Samarium (Sm3+) and copper (Cu2+) complexation property with dissolved organic matter

This study investigates the speciation of Samarium (III) in the presence of natural organic matter, standard humic and fulvic acids from the Suwannee River. Fluorescence quenching and Time-Resolved Laser Fluorescence Spectroscopy (TRLFS) were employed to analyze various samples, using logarithmic additions of Sm³⁺ and Cu²⁺. The 1 L:1 M and 1 L:1 M:H models were applied to account for pH effects, yielding pH-independent complexant parameters K_Sm and K_Cu as well as $C_{L_{\mathrm{Sm}}}\mathrm{and}{C}_{L_{\mathrm{Cu}}}$that revealed specific binding sites. A notably higher affinity was observed for humic acids with Sm³⁺ compared to Cu²⁺. The logarithms of the complexation constant for the Sm³⁺ were 5.4, 5.2 and 4.7 for SRNOM, SRHA and SRFA, respectively.

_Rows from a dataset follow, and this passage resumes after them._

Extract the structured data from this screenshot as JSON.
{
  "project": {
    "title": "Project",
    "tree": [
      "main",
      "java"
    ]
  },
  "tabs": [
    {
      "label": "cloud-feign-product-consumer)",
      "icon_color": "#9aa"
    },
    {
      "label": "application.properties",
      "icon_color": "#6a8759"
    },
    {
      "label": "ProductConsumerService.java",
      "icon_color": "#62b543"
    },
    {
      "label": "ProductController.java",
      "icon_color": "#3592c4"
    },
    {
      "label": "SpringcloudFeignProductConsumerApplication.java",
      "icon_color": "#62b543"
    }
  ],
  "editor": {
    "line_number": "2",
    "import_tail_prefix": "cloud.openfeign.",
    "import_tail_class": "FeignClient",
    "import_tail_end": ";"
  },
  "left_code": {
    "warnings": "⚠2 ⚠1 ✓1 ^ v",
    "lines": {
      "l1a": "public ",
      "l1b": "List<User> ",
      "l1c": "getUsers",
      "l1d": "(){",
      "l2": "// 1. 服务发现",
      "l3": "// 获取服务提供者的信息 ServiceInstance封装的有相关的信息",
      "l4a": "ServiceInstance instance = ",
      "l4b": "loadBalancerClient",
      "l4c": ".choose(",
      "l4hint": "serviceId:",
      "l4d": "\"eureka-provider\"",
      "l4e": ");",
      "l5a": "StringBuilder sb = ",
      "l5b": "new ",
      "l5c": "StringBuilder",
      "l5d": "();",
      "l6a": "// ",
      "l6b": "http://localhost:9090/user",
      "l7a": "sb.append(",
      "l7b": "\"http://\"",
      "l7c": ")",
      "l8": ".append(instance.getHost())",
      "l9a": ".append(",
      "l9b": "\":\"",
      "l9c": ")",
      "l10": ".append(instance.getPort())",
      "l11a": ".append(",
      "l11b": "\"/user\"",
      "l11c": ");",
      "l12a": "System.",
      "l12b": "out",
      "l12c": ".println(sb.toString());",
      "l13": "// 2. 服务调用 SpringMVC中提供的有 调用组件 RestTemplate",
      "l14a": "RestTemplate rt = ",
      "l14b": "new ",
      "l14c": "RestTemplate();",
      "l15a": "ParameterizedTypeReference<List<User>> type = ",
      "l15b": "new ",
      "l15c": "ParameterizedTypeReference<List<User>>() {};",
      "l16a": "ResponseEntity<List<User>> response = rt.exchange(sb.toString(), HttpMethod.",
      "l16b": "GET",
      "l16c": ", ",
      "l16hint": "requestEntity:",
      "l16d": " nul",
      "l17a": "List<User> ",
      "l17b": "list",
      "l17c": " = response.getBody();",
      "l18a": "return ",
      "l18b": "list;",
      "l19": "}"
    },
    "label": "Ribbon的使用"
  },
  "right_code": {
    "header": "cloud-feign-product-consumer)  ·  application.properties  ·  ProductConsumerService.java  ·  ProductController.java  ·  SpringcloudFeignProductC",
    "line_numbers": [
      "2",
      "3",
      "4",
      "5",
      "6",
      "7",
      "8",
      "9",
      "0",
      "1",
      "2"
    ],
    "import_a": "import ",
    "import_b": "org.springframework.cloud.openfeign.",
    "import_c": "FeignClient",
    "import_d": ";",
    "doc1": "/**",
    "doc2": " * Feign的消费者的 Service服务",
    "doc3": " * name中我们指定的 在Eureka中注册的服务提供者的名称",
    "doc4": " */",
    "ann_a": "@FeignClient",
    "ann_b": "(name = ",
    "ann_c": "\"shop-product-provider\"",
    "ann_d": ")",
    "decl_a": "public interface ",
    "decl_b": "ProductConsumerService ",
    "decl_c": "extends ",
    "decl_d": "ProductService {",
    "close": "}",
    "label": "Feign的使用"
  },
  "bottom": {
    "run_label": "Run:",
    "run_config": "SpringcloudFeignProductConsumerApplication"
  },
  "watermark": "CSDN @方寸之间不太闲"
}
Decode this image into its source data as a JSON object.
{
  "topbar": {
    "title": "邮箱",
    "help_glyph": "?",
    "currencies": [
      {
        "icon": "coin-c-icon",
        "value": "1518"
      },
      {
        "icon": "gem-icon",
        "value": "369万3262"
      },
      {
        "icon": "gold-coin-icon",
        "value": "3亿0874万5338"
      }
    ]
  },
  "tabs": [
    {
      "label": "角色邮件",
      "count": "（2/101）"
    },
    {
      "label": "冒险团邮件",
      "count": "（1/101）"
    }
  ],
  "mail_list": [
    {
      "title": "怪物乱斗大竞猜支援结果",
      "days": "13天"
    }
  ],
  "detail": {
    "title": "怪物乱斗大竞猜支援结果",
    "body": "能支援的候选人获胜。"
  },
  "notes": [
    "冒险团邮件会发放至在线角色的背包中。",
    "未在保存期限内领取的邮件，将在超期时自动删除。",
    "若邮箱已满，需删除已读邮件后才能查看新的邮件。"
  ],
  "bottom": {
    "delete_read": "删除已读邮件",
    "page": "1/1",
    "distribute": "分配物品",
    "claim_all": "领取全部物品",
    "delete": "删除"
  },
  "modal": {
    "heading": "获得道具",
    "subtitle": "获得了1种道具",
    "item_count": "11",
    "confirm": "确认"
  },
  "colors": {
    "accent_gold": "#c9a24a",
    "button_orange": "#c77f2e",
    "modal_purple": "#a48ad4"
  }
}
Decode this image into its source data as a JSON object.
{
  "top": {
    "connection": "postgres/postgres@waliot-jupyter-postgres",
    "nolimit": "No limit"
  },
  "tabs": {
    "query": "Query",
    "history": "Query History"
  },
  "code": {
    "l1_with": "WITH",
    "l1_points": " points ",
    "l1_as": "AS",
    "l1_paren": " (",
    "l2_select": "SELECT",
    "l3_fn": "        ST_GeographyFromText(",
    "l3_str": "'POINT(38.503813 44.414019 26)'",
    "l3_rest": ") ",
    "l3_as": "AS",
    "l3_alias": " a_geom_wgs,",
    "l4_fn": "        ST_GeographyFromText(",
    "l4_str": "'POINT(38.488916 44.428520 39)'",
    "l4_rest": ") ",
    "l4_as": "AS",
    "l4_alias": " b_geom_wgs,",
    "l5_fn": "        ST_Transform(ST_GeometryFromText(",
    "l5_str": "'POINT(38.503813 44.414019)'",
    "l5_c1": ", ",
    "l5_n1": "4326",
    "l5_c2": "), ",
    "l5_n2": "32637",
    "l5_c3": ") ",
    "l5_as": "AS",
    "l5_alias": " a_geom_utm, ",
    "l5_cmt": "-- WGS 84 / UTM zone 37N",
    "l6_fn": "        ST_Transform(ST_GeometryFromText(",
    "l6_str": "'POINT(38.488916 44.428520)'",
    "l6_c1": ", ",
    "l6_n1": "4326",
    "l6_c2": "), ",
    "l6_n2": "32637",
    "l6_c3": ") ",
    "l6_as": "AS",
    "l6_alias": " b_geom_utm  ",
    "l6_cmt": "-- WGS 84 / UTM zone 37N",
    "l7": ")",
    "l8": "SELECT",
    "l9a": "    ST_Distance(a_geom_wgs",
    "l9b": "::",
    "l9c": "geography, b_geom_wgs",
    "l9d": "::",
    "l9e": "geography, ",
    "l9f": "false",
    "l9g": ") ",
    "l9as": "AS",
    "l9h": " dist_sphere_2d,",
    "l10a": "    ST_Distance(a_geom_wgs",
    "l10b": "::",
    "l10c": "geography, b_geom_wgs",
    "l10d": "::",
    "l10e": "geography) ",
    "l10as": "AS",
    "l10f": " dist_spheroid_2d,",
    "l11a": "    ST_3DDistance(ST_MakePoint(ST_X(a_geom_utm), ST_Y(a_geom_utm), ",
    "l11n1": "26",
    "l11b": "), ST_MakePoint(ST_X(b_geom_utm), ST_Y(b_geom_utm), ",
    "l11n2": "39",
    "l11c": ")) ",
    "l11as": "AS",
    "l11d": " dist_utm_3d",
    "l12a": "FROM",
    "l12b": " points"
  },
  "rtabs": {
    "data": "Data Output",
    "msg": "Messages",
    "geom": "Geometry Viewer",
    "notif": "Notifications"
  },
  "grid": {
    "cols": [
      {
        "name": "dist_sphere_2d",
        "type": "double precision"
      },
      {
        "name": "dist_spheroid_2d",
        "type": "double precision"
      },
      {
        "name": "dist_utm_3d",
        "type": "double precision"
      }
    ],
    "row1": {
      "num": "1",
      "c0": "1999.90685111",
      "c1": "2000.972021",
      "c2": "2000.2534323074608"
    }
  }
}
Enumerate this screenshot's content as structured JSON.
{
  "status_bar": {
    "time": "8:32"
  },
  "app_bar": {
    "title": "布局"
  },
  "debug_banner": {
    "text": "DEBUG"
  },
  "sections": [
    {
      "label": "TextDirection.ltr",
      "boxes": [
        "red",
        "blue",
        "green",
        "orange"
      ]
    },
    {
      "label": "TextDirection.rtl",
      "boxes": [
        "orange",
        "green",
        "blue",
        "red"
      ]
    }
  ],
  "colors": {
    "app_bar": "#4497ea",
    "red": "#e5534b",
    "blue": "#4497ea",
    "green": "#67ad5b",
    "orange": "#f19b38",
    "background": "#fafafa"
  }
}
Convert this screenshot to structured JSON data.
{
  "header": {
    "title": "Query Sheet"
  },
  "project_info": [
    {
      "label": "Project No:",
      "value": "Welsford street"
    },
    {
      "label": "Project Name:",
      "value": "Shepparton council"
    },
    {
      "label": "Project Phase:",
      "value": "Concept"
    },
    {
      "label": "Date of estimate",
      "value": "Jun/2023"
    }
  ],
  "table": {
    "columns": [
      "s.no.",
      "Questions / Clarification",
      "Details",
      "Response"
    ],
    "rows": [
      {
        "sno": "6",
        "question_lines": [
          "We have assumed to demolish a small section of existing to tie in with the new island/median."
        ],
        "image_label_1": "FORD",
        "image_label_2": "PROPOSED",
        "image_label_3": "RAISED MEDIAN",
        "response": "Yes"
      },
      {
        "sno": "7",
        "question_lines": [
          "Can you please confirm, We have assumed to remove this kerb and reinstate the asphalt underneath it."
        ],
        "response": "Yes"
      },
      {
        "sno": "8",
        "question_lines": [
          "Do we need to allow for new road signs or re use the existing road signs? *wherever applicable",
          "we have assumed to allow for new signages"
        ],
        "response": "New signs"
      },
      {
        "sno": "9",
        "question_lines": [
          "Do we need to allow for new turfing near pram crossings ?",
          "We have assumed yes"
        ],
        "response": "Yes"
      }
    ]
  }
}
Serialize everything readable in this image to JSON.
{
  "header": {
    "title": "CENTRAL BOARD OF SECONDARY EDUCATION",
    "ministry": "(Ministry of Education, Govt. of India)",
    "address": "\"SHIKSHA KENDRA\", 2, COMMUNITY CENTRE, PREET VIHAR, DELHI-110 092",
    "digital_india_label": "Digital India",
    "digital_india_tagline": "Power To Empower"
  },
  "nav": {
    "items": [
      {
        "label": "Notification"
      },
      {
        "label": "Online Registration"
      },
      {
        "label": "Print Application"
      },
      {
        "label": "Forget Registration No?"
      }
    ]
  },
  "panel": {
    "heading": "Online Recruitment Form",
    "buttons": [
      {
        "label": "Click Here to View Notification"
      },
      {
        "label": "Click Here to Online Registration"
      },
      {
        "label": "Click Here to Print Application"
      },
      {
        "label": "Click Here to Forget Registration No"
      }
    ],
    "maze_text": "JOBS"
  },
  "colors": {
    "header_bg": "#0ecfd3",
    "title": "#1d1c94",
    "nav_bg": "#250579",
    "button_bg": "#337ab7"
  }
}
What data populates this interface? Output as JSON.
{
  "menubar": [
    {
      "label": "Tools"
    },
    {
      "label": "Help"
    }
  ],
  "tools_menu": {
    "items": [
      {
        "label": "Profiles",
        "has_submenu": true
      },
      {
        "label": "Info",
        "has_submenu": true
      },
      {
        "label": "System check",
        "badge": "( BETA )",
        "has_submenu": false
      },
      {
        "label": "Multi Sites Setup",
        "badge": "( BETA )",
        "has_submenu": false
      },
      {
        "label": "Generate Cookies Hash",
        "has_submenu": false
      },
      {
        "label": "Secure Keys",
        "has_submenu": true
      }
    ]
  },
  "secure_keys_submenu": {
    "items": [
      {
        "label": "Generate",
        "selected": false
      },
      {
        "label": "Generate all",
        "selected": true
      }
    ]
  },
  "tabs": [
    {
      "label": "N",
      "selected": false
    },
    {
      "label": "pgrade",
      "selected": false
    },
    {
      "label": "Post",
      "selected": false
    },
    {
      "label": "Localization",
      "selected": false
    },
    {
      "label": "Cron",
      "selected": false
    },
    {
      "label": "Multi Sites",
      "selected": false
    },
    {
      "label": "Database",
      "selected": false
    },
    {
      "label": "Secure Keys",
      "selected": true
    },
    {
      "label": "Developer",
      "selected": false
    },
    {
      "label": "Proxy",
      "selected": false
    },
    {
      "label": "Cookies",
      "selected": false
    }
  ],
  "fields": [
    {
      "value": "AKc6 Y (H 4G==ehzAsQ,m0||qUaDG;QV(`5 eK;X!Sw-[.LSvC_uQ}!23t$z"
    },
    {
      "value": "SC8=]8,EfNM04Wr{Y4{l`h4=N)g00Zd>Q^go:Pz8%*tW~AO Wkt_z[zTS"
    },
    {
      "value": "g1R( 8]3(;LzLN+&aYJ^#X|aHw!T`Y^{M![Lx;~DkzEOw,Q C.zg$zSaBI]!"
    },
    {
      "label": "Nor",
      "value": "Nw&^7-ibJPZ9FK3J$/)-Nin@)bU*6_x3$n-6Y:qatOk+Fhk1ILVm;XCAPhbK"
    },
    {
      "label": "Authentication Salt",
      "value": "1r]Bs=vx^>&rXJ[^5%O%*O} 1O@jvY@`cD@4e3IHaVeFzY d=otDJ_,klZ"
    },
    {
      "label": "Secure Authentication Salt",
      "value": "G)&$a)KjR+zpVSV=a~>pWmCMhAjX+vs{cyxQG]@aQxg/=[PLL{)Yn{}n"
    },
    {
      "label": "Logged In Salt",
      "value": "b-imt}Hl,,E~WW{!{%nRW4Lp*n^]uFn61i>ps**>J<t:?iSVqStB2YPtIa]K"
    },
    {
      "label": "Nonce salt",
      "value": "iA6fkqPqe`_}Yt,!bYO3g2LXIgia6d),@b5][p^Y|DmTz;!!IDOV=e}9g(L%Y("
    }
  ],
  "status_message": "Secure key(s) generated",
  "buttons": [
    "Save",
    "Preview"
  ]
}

Fluorescence quenching analyses identified two distinct fluorescent components related to dissolved organic matter, showing different affinities for Sm³⁺ and Cu²⁺ that varied with pH. Humic acids exhibited the highest complexation capacity for Sm³⁺, attributed to their structural properties, with complexation capacities of 4.77 10⁻⁴, 0.82 and 4.46 10⁻³ mol of Sm per g of SRNOM, SRHA and SRFA, respectively. Temporal deconvolution of fluorescence responses revealed a tri-exponential decay with three lifetimes (τ₁, τ₂ and τ₃) remaining relatively constant during Sm³⁺ or Cu²⁺ titrations, confirming that the fluorescence quenching is primarily a static mechanism. Speciation modeling demonstrated a shift from humic-associated complexes in freshwater to carbonate complexes in seawater as salinity increases. These findings highlight the importance of accurately characterizing DOM complexation properties to understand the environmental behavior of trace metals, particularly in response to salinity and carbon concentration gradients in estuarine systems.